Nach Reinhard Bernbeck war und ist die vorderasiatische Archäologie auf bedeu­tende Bauwerke und exzeptionelle Kunst­werke fokussiert sowie auf die Entdeckung biblisch oder bei Herodot überlieferter berühmter Metropolen. Auch hier standen seit dem 19. Jh. die Textquellen im Zen­trum des Interesses, mit der Entwicklung der vorderasiatischen Archäologie zu einer akademischen Disziplin rückte dann die kunstgeschichtliche Orientierung stärker in den Vordergrund, die sich aber dennoch nur schwer unabhängig von der Philologie behaupten kann. Daraus ergaben sich auch hier die bekannten methodischen Probleme, Stilrichtungen als ethnisch oder dynastisch determinierte Merkmale aufzufassen und sie anhand von schriftlich überlieferten Epo­chen chronologisch voneinander abzugren­zen. Mit Blick auf den in der Archäologie noch wenig beachteten narrative turn der Geschichtswissenschaften, plädierte Bern­beck abschließend dafür, stärker zu berück­sichtigen, wie sehr Auswertungen auch archäologischer Quellen durch den Stand­punkt und die Verfasstheit des Betrachters sowie durch die Form der Ergebnispräsen­tation determiniert werden und schlug vor, die autoritäre, omniszientistische Erzählform wissenschaftlicher Texte aufzubrechen und Darstellungsformen zu verwenden, die ver­schiedene Blickwinkel erlauben.

Archäologie und Geschichtswissen­schaft in gemeinsamer Perspektive

Die abschließenden beiden Beiträge stell­ten Wege vor, Geschichtswissenschaft und Archäologie sinnvoll zu verbinden, und sie in einem, beide umfassenden, theoretischen Rahmen zu integrieren.

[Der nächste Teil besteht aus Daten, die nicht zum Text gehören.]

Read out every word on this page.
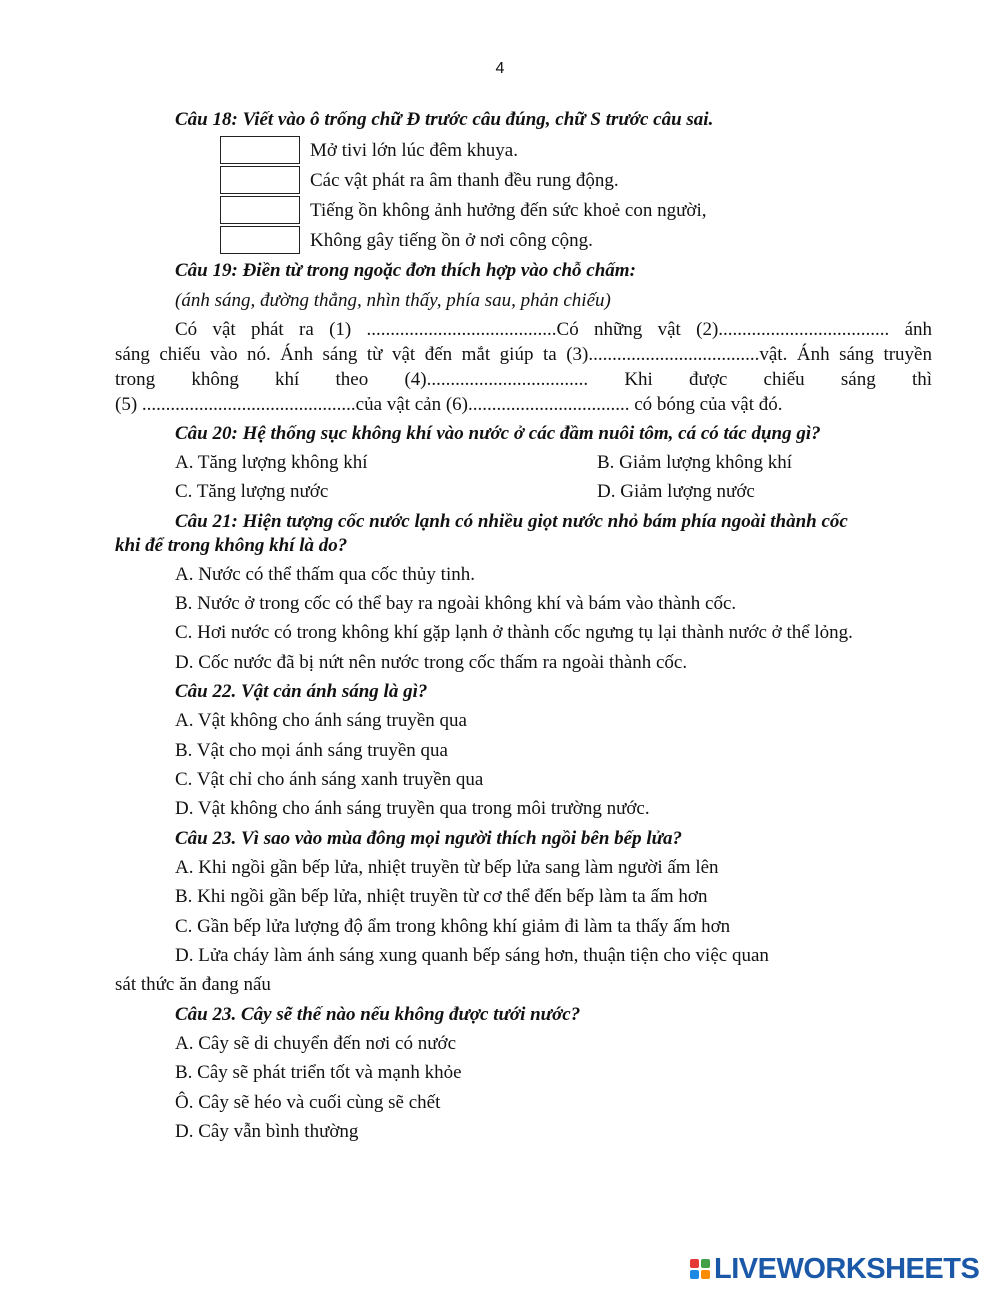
4
Câu 18: Viết vào ô trống chữ Đ trước câu đúng, chữ S trước câu sai.
Mở tivi lớn lúc đêm khuya.
Các vật phát ra âm thanh đều rung động.
Tiếng ồn không ảnh hưởng đến sức khoẻ con người,
Không gây tiếng ồn ở nơi công cộng.
Câu 19: Điền từ trong ngoặc đơn thích hợp vào chỗ chấm:
(ánh sáng, đường thẳng, nhìn thấy, phía sau, phản chiếu)
Có vật phát ra (1) ........................................Có những vật (2).................................... ánh
sáng chiếu vào nó. Ánh sáng từ vật đến mắt giúp ta (3)....................................vật. Ánh sáng truyền
trong không khí theo (4).................................. Khi được chiếu sáng thì
(5) .............................................của vật cản (6).................................. có bóng của vật đó.
Câu 20: Hệ thống sục không khí vào nước ở các đầm nuôi tôm, cá có tác dụng gì?
A. Tăng lượng không khí	B. Giảm lượng không khí
C. Tăng lượng nước	D. Giảm lượng nước
Câu 21: Hiện tượng cốc nước lạnh có nhiều giọt nước nhỏ bám phía ngoài thành cốc
khi để trong không khí là do?
A. Nước có thể thấm qua cốc thủy tinh.
B. Nước ở trong cốc có thể bay ra ngoài không khí và bám vào thành cốc.
C. Hơi nước có trong không khí gặp lạnh ở thành cốc ngưng tụ lại thành nước ở thể lỏng.
D. Cốc nước đã bị nứt nên nước trong cốc thấm ra ngoài thành cốc.
Câu 22. Vật cản ánh sáng là gì?
A. Vật không cho ánh sáng truyền qua
B. Vật cho mọi ánh sáng truyền qua
C. Vật chỉ cho ánh sáng xanh truyền qua
D. Vật không cho ánh sáng truyền qua trong môi trường nước.
Câu 23. Vì sao vào mùa đông mọi người thích ngồi bên bếp lửa?
A. Khi ngồi gần bếp lửa, nhiệt truyền từ bếp lửa sang làm người ấm lên
B. Khi ngồi gần bếp lửa, nhiệt truyền từ cơ thể đến bếp làm ta ấm hơn
C. Gần bếp lửa lượng độ ẩm trong không khí giảm đi làm ta thấy ấm hơn
D. Lửa cháy làm ánh sáng xung quanh bếp sáng hơn, thuận tiện cho việc quan
sát thức ăn đang nấu
Câu 23. Cây sẽ thế nào nếu không được tưới nước?
A. Cây sẽ di chuyển đến nơi có nước
B. Cây sẽ phát triển tốt và mạnh khỏe
Ô. Cây sẽ héo và cuối cùng sẽ chết
D. Cây vẫn bình thường
LIVEWORKSHEETS
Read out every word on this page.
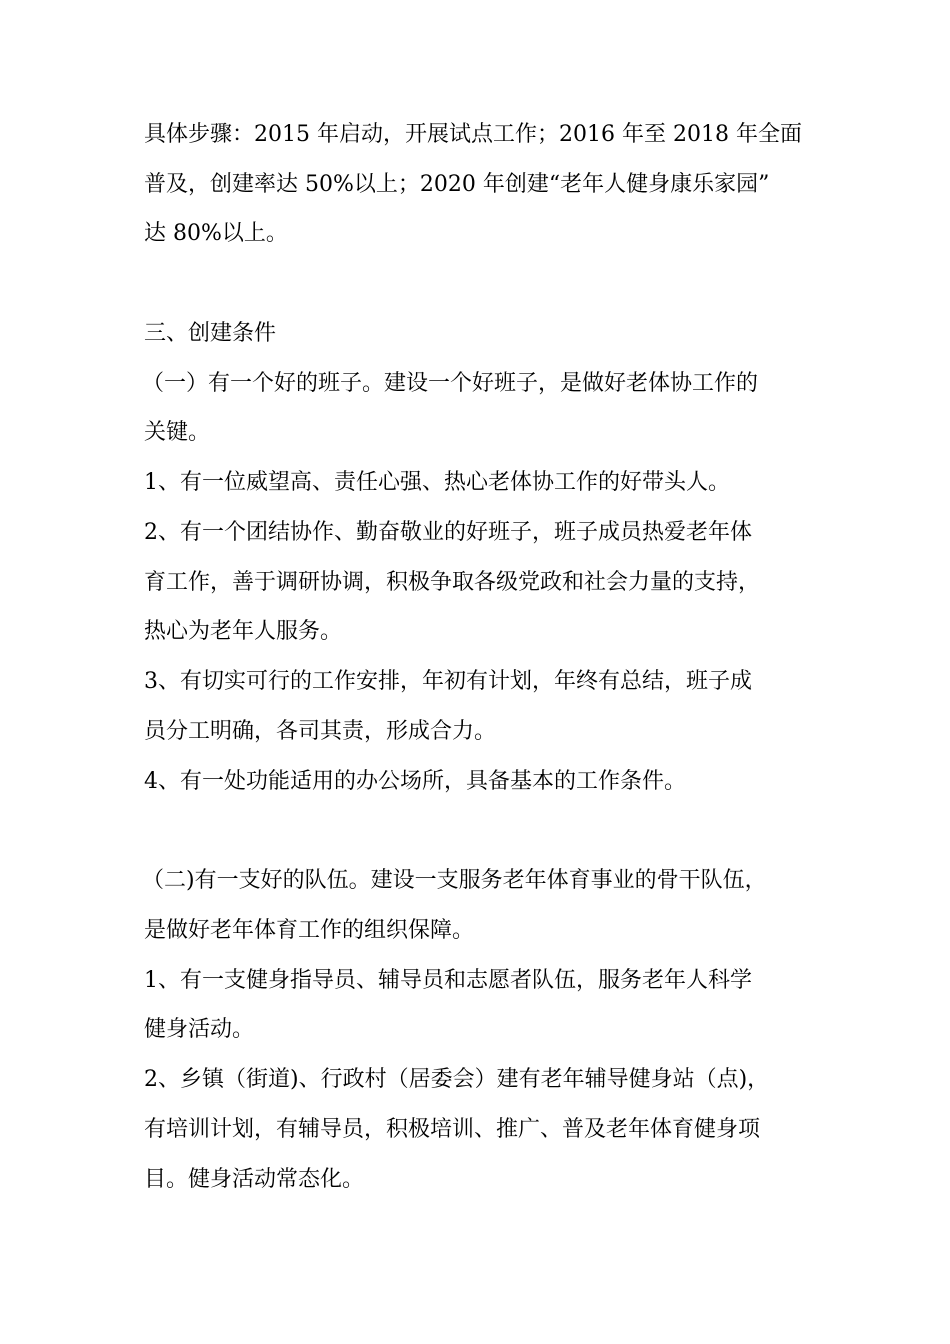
具体步骤：2015 年启动，开展试点工作；2016 年至 2018 年全面
普及，创建率达 50%以上；2020 年创建“老年人健身康乐家园”
达 80%以上。
三、创建条件
（一）有一个好的班子。建设一个好班子，是做好老体协工作的
关键。
1、有一位威望高、责任心强、热心老体协工作的好带头人。
2、有一个团结协作、勤奋敬业的好班子，班子成员热爱老年体
育工作，善于调研协调，积极争取各级党政和社会力量的支持，
热心为老年人服务。
3、有切实可行的工作安排，年初有计划，年终有总结，班子成
员分工明确，各司其责，形成合力。
4、有一处功能适用的办公场所，具备基本的工作条件。
（二)有一支好的队伍。建设一支服务老年体育事业的骨干队伍，
是做好老年体育工作的组织保障。
1、有一支健身指导员、辅导员和志愿者队伍，服务老年人科学
健身活动。
2、乡镇（街道)、行政村（居委会）建有老年辅导健身站（点)，
有培训计划，有辅导员，积极培训、推广、普及老年体育健身项
目。健身活动常态化。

Mit dem „ganzen Mensch“ im Blickpunkt stellte Ulf Ickerodt die Potenziale einer historischen Anthropologie dar, die als transdisziplinärer Ansatz, die Gesamtheit des menschlichen Seins in ihrer Veränder­barkeit untersucht. Eine Vielzahl von Wis­senschaften befasst sich ohnehin mit dem Untersuchungsgegenstand „der ganze Mensch“, es fehlt jedoch an einem einheit­lichen Interesse und an Strukturen, die ver­schiedenen Einzelwissenschaften in einen gemeinsamen Dialog zu bringen. Durch eine nicht nur gemeinsame, sondern universale Perspektive könnten die unterschiedlichen Wissenschaften und Ansätze reintegriert und somit wissenschaftlichen Differenzie­rungsprozessen entgegengewirkt werden. Nach Ickerodt besteht bislang allerdings noch kein weitreichendes Interesse an solch einem holistischen Gesamtkonzept, wie es die historische Anthropologie darstellt.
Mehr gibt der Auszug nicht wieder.